Peter Mücke, der auch mit 71 Jahren öfters noch am Steuer historischer Rennwagen sitzt, hat trotz 40 Jahren Motorsporterfahrung noch immer enormen Respekt vor der Mutter aller Rennstrecken: "Die Nordschleife lässt sich mit nichts vergleichen. Die Herausforderungen und die Bedingungen auf der Strecke sind so viel anders. Da kannst Du nicht sagen, ich habe 20 Jahre Erfahrungen im Motorsport, ich weiß, wie es geht. Lernen kannst Du nur direkt auf der Nordschleife. Dementsprechend muss man da halt hin, es selber machen und ausprobieren."

In der GT4-Kategorie hofft Mücke, den Erfolg als Nachwuchs-Rennstalls für junge Fahrer aus dem Formelsport zu duplizieren, wie der mehrfache Autocross-Meister erklärt: " Die GT4-Klasse passt perfekt ins Portfolio unseres Teams und bietet uns die willkommene Möglichkeit, junge Piloten an das GT3-Segment heranzuführen.
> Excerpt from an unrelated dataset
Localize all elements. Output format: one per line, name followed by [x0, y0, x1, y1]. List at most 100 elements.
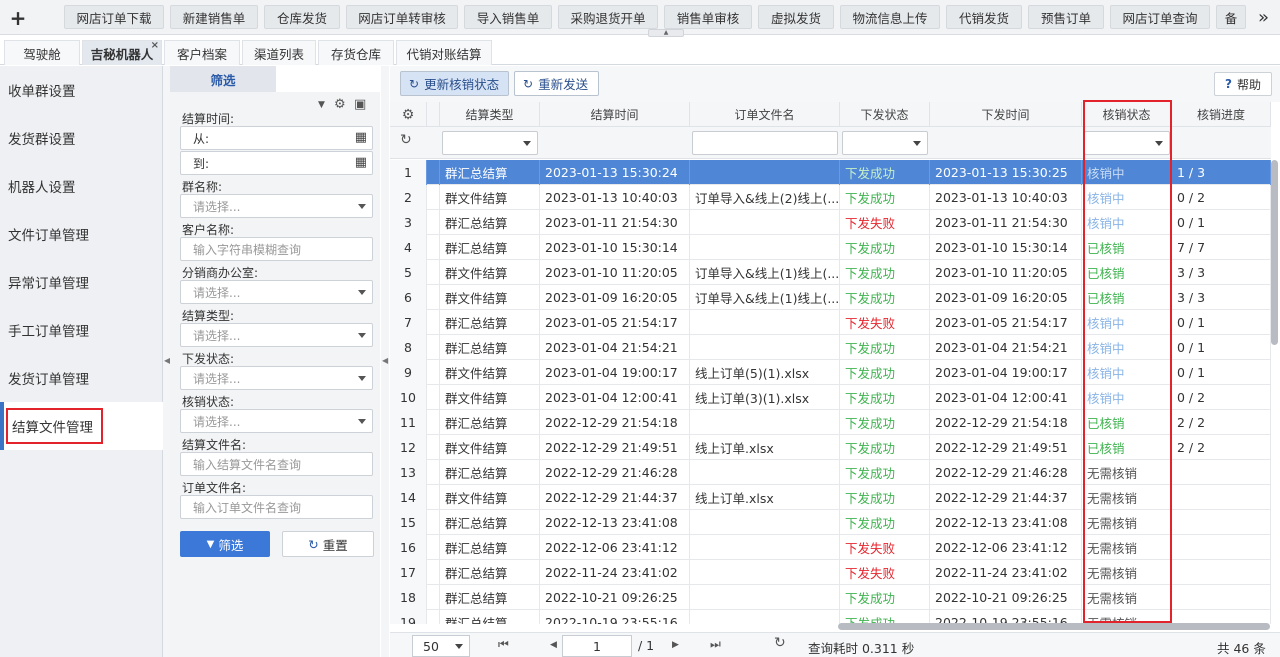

Insbesondere auf der Nürburgring-Nordschleife sind viele nicht professionelle Fahrer unterwegs. Für die ist ein GT4-Fahrzeug eine machbare, finanzielle Größenordnung, um im GT-Sport in der 'Grünen Hölle' unterwegs zu sein. Das spielte im Hintergrund bei unseren Überlegungen natürlich auch eine Rolle."